Friday, May 8, 2009

Old Journal Entry..

Negative Thoughts ..... Saturday, August 2nd.

I need to start writing these things down. My mental ability to pick and choose my battles has apparently taken a hiatus. I can't leave all of the issue to God to fix, but I can look for his support and guidance. The answer to my problem lies within me, it's up to me of how and when I will find the answer.
I'm strugglnig. I was struggling pretty badly before I left for Europe. Leaving, being on my own, soul-searching, realizing how lucky I was to have such an opportunity, all were factors in which I helped myself out of my slump. Life isn't supposed to be easy. In fact, it is supposed to be really hard. Life is full of phases - series of tests which examine your faith, your strength and personal character.

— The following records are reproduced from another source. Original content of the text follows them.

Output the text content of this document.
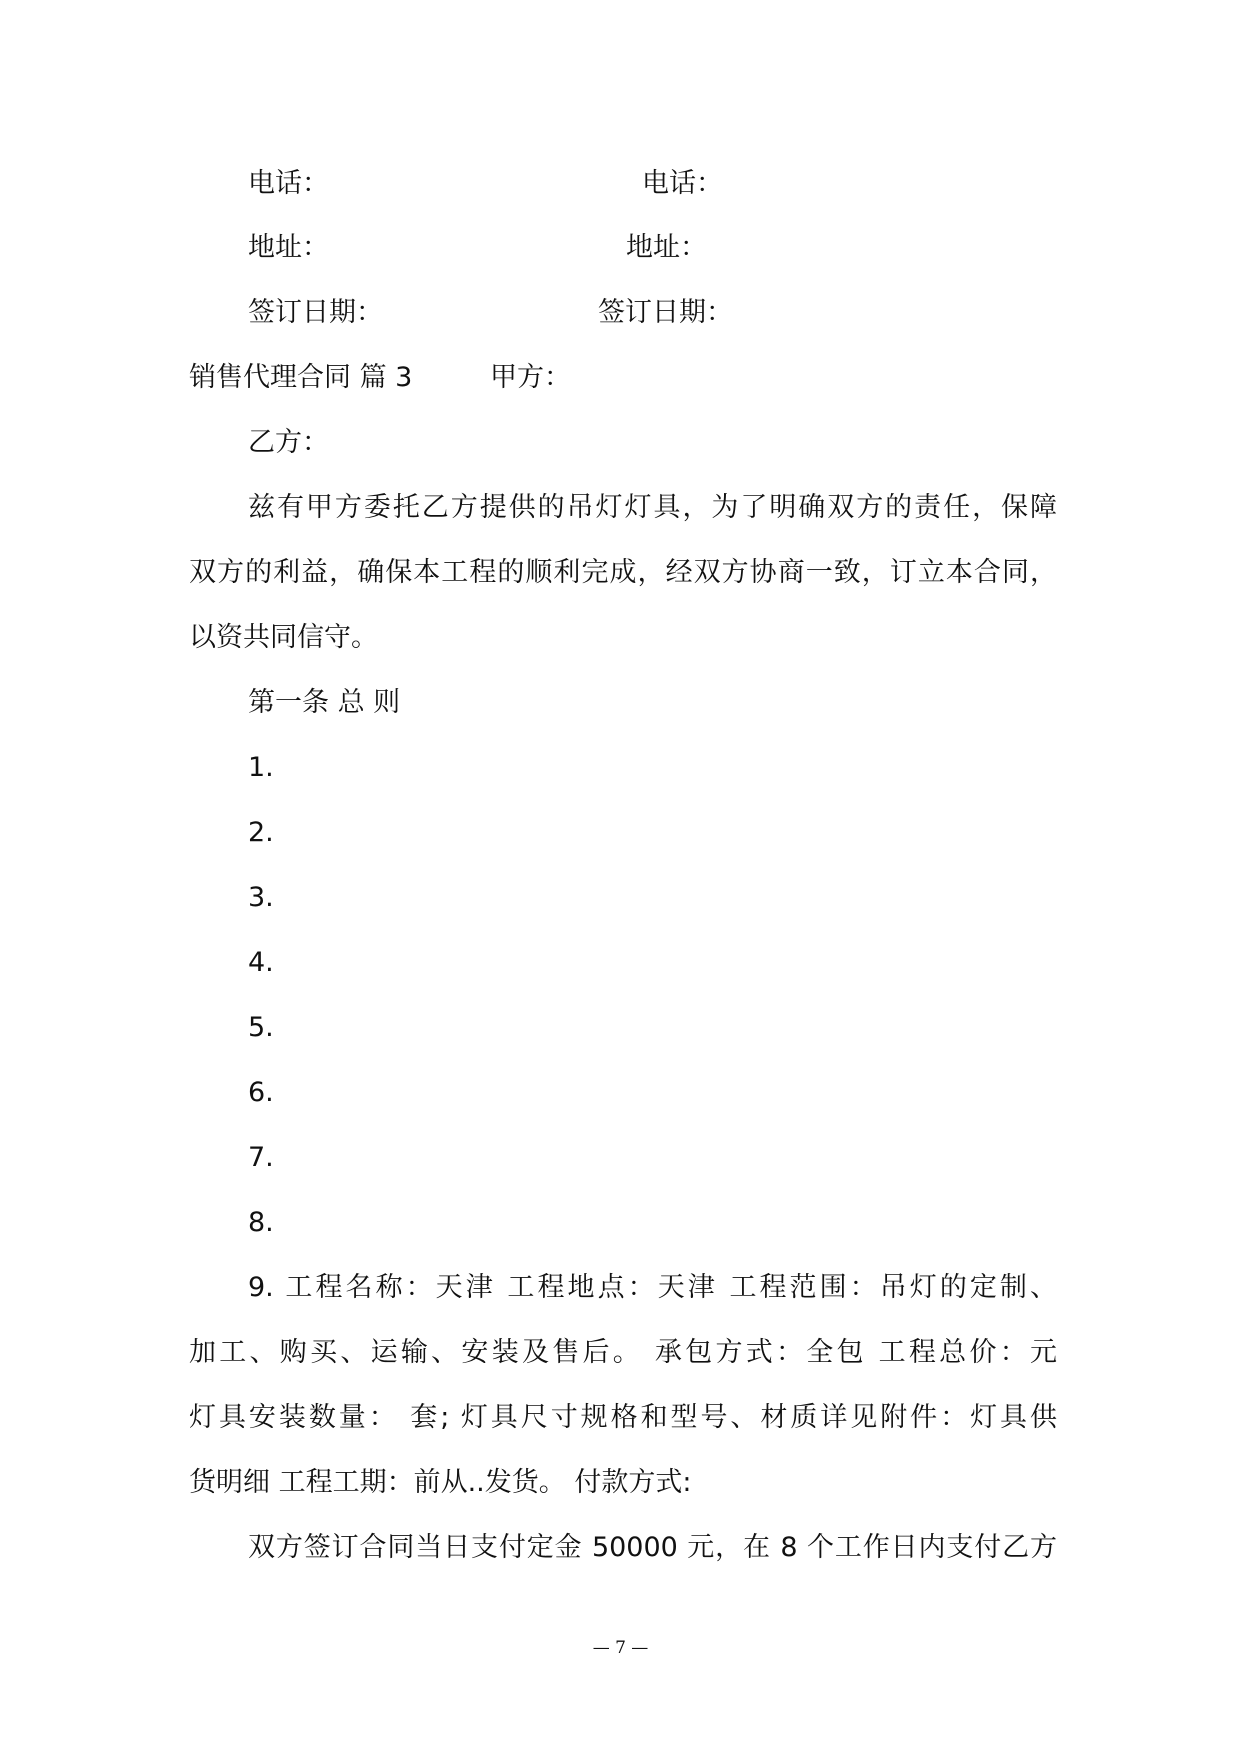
电话：	电话：
地址：	地址：
签订日期：	签订日期：
销售代理合同 篇 3	甲方：
乙方：
兹有甲方委托乙方提供的吊灯灯具，为了明确双方的责任，保障
双方的利益，确保本工程的顺利完成，经双方协商一致，订立本合同，
以资共同信守。
第一条 总 则
1.
2.
3.
4.
5.
6.
7.
8.
9. 工程名称：天津 工程地点：天津 工程范围：吊灯的定制、
加工、购买、运输、安装及售后。 承包方式：全包 工程总价：元
灯具安装数量： 套; 灯具尺寸规格和型号、材质详见附件：灯具供
货明细 工程工期：前从..发货。 付款方式:
双方签订合同当日支付定金 50000 元，在 8 个工作日内支付乙方
— 7 —
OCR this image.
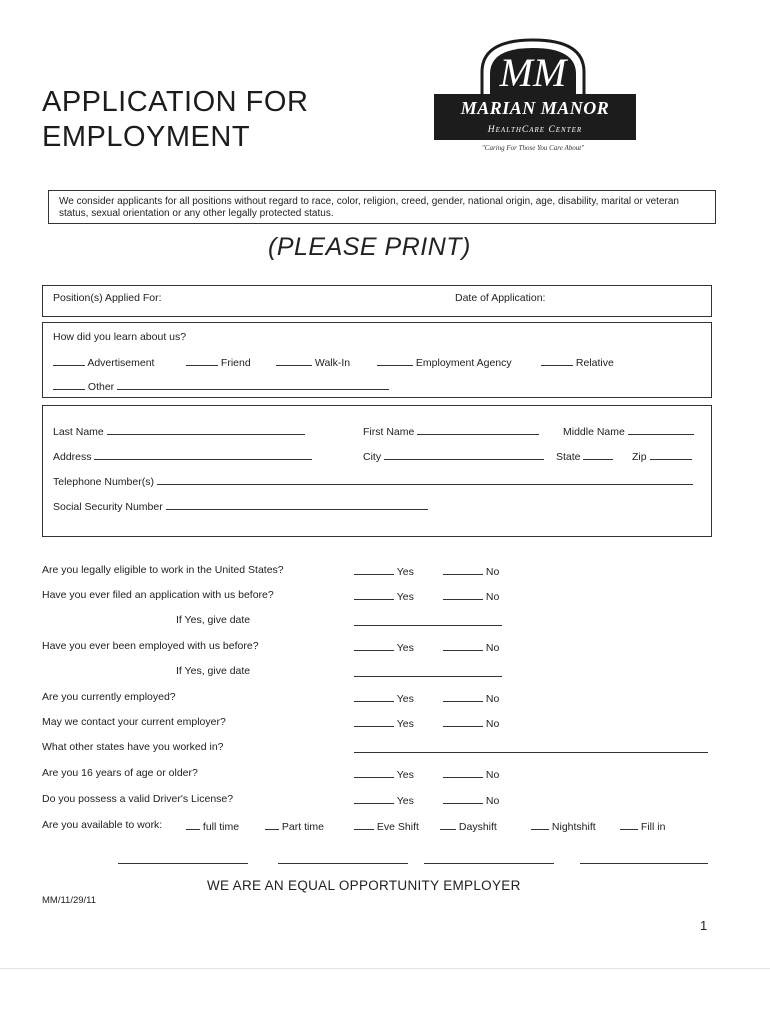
APPLICATION FOR
EMPLOYMENT
MM
MARIAN MANOR
HealthCare Center
"Caring For Those You Care About"
We consider applicants for all positions without regard to race, color, religion, creed, gender, national origin, age, disability, marital or veteran status, sexual orientation or any other legally protected status.
(PLEASE PRINT)
Position(s) Applied For:	Date of Application:
How did you learn about us?
Advertisement	Friend	Walk-In	Employment Agency	Relative
Other
Last Name	First Name	Middle Name
Address	City	State	Zip
Telephone Number(s)
Social Security Number
Are you legally eligible to work in the United States?	Yes	No
Have you ever filed an application with us before?	Yes	No
If Yes, give date
Have you ever been employed with us before?	Yes	No
If Yes, give date
Are you currently employed?	Yes	No
May we contact your current employer?	Yes	No
What other states have you worked in?
Are you 16 years of age or older?	Yes	No
Do you possess a valid Driver's License?	Yes	No
Are you available to work:	full time	Part time	Eve Shift	Dayshift	Nightshift	Fill in
WE ARE AN EQUAL OPPORTUNITY EMPLOYER
MM/11/29/11
1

I firmly believe that I am put through such tests to remind myself of why I'm here. Not to fulfill a life for just myself - but for everyone around me. To be involved in a bigger, circle of life. To help thoes who are unfortunate, who need miracles and who need to be saved. I wont be able to have an impact on everyones life -- but I can sure as hell try.

My Current Weakness: Relationships

XXXX is the love of my life. Something has changed since the 4th of July, or even before that has made me insecure and pathetic. I'm honestly getting close to being over his past with his ex - but why has it taken me to the point of practically pushing him away to figure it out? I so desperately want a future w/ this man - but how when I'm on a past that I was never a part of? So many questions race through my head. What is the onset of this weakness? May it be fear? Have I worried and hoped for so long to find the perfect person for me that when he finally shows up I do everything in my power to tear him apart and prove myself wrong? Why can't I just 'let live' as he would say. Academically, I'm programmed to be serious, focused, and disciplined. I always need the answers in front of me, no room for improv. That shouldn't be the way a relationship works. The beauty of his and mines relationship in the beginning was that it was so unexpected. Two people who at the time couldn't seem more perfect for each othere. We thrived off of learning new things about each, different life experiences, and just life in general. Every minute was so different, so exciting. Spending time together was insightful, exhilirating, and amazing. My emotions were all over the map. First angry, because of the timing, then excited because of the commitment, and weary because of the distance. But why should the latter part matter? At one point, I felt so confident, even on top of the world bt how confident I knew things were going to turn out to be. There was no fear, no insecurity, just happiness and bliss. What's changed? We've left school and done separate things this summer - but we're still same two people who fell in love with each other.

As I sit here at 2:00 a.m., restless and unable to sleep, I replay everything that's happened. Tears instantly come to my eyes, and I can't see my words anymore. This candlelight makes it hard to see. But what is it that I don't want to see? Someone, who, after everything still loves me for who I am even though the feelings may be fading? I owe it to him to remind him of why he fell in love with me in the first place. More importantly, I owe it to myself to overcome these struggles. I know I need to be patient - not all of hte pain can be erased in one day or weekend. It may take months, but I'm willing and ready to fight and prove whatever needs to be done to make it all better. It would be horrible to think I ruined a great thing- but I know I can't think that way. Negativity never got anyone anywhere -- I should know. Just have to grasp life one day at a time. And he is right -- life is too short to be negative.

Me moving away is a good thing. I need to get on with my life. It is time to move forward and become a different but better person. So here I am -- literally writing the last pages of this chapter in my life. It's bittersweet. Only good will come from this change and I plan to prove it to myself.

So I'm leaving behind all of this. Negative thoughts, feelings, ideas, accusations. Its time to be more up beat, charming, happy, positive, independent, and mature.Writing this down somehow has made it all click.

I promise to change. I promise to be a better Sarah, make a 360*.

It's time to make myself a believer again.

1 comment:

  1. you mean make a 180...360 would take you right back to the same place...this is jennifer by the way!!!!